Belizean Conch Fritters
Crispy on the outside and tender on the inside, these conch fritters are a popular appetizer or snack, featuring fresh conch meat blended with aromatic vegetables and spices.

🧂 Ingredients
- 1.5 lbs Conch meat(cleaned and minced or finely chopped)
- 1.25 cup All-purpose flour
- 1 tsp Baking powder
- 0.25 tsp Salt
- 0.25 tsp Black pepper
- 1 medium Sweet pepper(finely chopped)
- 1 medium Onion(finely chopped)
- 1 stalk Celery stalk(finely chopped)
- 2 cloves Garlic(minced)
- 5 leaves Fresh herbs (cilantro, culantro, or parsley)(chopped)
- 0.25 small Habanero chili pepper(finely minced (optional, for heat))
- 1.5 cup Water(or as needed for batter consistency)

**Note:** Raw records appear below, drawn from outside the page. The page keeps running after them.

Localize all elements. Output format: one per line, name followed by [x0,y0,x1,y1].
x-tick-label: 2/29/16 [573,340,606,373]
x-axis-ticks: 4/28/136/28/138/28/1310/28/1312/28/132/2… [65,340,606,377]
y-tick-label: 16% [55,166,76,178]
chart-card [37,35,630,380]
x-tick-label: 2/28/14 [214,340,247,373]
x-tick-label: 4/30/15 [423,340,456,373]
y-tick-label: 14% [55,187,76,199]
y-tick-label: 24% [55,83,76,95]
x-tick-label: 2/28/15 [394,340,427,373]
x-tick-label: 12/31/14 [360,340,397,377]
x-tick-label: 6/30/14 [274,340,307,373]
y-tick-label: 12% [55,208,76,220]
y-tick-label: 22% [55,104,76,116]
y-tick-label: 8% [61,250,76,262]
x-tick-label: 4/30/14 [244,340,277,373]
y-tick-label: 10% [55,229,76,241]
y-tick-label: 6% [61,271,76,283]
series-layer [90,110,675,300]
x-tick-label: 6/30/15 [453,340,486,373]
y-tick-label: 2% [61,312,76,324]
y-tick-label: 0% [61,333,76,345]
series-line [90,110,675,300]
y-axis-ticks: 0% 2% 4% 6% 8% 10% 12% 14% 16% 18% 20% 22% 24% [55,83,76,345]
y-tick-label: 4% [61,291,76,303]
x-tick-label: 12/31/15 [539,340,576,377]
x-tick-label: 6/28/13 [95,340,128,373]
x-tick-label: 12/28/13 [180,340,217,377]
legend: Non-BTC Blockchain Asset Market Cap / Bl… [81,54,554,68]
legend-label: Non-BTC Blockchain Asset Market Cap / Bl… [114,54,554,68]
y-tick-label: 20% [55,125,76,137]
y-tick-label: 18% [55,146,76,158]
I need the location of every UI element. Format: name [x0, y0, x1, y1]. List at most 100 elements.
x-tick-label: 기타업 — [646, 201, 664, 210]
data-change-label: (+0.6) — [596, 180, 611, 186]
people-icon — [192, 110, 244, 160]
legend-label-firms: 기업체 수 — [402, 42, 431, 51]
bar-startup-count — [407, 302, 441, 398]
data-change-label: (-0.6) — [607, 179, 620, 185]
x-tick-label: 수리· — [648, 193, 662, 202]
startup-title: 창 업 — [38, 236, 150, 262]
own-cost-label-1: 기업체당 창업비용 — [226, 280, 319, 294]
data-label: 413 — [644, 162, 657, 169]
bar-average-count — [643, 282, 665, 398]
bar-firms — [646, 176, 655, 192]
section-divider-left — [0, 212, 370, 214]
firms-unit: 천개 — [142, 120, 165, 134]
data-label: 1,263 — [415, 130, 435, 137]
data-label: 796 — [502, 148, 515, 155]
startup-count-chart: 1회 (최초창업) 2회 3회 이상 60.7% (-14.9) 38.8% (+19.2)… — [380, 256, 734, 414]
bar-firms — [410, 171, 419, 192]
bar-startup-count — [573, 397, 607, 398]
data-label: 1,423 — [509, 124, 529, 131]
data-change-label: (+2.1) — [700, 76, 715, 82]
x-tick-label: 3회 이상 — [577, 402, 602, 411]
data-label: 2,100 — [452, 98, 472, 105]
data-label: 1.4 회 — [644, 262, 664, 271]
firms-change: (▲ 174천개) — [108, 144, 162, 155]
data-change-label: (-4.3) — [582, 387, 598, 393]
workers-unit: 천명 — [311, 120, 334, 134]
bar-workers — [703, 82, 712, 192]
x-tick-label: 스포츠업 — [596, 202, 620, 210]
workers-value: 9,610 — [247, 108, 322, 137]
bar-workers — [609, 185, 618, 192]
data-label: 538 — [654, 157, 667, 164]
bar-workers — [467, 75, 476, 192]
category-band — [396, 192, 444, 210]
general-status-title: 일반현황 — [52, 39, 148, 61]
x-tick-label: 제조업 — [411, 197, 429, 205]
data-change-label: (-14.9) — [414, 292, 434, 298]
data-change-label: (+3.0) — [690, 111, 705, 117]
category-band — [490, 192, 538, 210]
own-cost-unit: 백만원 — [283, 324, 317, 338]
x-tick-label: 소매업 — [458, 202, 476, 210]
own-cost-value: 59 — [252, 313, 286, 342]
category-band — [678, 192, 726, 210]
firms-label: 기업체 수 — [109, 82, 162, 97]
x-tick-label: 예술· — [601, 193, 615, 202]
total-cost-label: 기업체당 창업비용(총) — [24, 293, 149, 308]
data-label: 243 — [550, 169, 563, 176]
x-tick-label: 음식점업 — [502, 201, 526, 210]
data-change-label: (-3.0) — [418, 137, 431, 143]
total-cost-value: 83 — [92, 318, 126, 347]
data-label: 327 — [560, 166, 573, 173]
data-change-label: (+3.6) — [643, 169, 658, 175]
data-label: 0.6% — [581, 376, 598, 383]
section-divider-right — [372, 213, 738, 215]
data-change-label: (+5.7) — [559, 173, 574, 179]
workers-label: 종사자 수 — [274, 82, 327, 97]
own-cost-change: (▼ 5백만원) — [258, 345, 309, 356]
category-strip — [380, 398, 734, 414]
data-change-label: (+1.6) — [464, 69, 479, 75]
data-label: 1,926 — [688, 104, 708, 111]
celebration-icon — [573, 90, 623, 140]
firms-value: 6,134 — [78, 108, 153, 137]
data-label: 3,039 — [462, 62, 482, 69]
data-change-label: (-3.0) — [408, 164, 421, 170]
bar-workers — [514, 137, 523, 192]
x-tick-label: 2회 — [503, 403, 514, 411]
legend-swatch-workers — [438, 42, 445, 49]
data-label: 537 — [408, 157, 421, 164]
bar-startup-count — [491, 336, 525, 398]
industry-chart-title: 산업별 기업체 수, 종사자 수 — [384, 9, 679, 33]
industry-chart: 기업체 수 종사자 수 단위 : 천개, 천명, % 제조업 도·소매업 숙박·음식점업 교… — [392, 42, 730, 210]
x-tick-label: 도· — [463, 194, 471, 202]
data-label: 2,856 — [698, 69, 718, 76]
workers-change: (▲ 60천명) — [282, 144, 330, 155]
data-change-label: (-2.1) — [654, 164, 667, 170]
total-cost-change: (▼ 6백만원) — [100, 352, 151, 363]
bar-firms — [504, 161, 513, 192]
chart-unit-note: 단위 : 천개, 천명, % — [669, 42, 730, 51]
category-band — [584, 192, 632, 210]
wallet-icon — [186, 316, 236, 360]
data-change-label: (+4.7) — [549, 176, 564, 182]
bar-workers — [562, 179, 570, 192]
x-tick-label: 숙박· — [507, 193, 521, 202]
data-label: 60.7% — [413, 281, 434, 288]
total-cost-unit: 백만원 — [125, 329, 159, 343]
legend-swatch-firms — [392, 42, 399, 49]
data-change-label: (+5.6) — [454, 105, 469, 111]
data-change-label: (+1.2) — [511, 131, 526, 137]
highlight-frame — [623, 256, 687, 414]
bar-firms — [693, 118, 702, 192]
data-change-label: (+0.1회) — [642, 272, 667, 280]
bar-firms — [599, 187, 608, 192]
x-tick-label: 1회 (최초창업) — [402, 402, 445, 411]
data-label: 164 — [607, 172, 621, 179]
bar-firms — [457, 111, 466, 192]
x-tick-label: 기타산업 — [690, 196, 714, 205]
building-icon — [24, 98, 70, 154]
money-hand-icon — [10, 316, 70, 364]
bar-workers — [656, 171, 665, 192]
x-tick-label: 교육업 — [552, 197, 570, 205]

- Vegetable oil(for deep frying)
👨🍳 Instructions
- 1
In a large bowl, combine the minced conch meat, chopped sweet pepper, onion, celery, garlic, herbs, and optional habanero pepper.
💡 Tip: Ensure all vegetables are finely chopped for even distribution. - 2
In a separate bowl, whisk together the flour, baking powder, salt, and black pepper.
💡 Tip: Sifting the dry ingredients can help prevent lumps. - 3
Gradually add the dry ingredients to the conch mixture, stirring until just combined. Slowly add water until a thick batter forms, similar to cake batter consistency.
💡 Tip: Do not overmix; overmixing can result in tough fritters. - 4
Heat about 2 inches of vegetable oil in a deep skillet or pot over medium-high heat until shimmering (around 350-375°F or 175-190°C).
💡 Tip: Use a thermometer to ensure the oil is at the correct temperature for optimal frying. - 5
Carefully drop rounded tablespoons of the batter into the hot oil, frying in batches to avoid overcrowding the pan.
- 6
Fry for 3-5 minutes per side, or until golden brown and cooked through. Turn only when the edges are golden brown.
- 7
Remove fritters with a slotted spoon and drain on paper towels. Repeat with the remaining batter.
💡 Tip: Serve hot with your favorite dipping sauce, such as cocktail sauce or a spicy aioli.
💡 Pro Tips
- ✓For a smoother batter, you can pulse the conch and vegetables in a food processor before combining with dry ingredients.
- ✓Ensure the conch is very finely minced or processed to avoid chewy pieces.
- ✓Adjust the amount of water to achieve the desired batter consistency.
🔄 Variations
- Add a splash of lime juice to the batter for a brighter flavor.
- Serve with a side of Marie Sharp's hot sauce for an extra kick.